Declaration of Conflicting Interests
The author(s) declared the following potential conflicts of interest with respect to the research, authorship, and/or publication of this article: The study sponsor (Intersect ENT, Inc.) provided the investigational product, funding, and administrative and logistical support to the participating clinical sites. The sponsor was involved in the design and conduct of the RESOLVE and RESOLVE II studies, as they were U.S. FDA-regulated trials and assisted in monitoring and collection of data. The sponsor participated in the interpretation of the data and preparation of the manuscript. All authors reviewed and critiqued the draft manuscript and approved the final manuscript prior to submission for publication.

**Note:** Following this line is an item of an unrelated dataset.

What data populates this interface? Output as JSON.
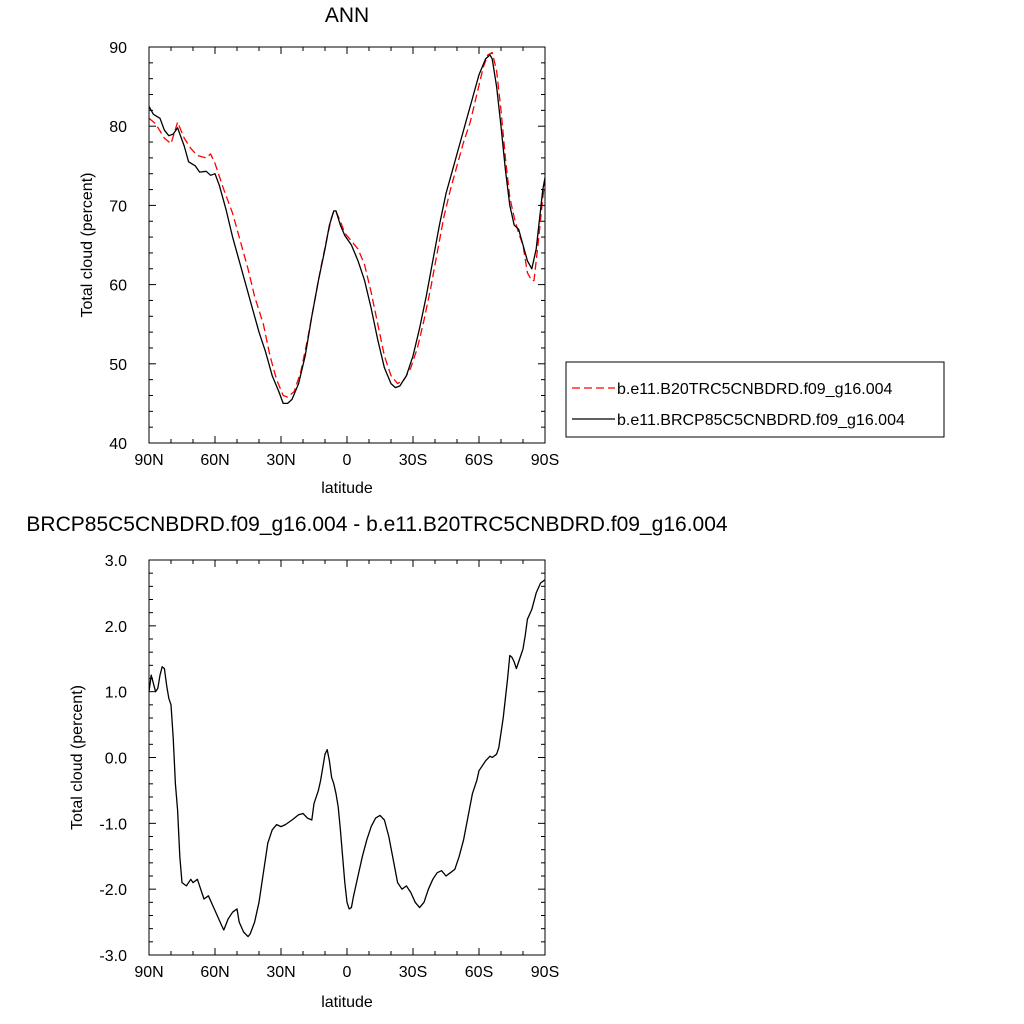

J.P.S. received consultant fees from Intersect ENT, Inc.; R.C.K. has no conflict of interest to report; J.K.H. received consultant fees from Intersect ENT; K.D.F. has no conflict of interest to report; R.A.O. has no conflict of interest to report; S.K.W. has no conflict of interest to report; A.G. has no conflict of interest to report; K.E.M. received consulting fees from Intersect ENT; B.K. received consulting fees from Intersect ENT; S.H. received consulting fees from Intersect ENT; J.W.S. and A.K.G. are employees of and hold stock in Intersect ENT.
Funding
The author(s) disclosed receipt of the following financial support for the research, authorship, and/or publication of this article: Authors participating in RESOLVE and RESOLVE II as national or principal investigators (J.P.S., R.C.K., K.D.F., R.A.O, S.K.W., and A.G.) received financial support for the research from the study sponsor. None of the authors received financial support for the authorship and publication of this article.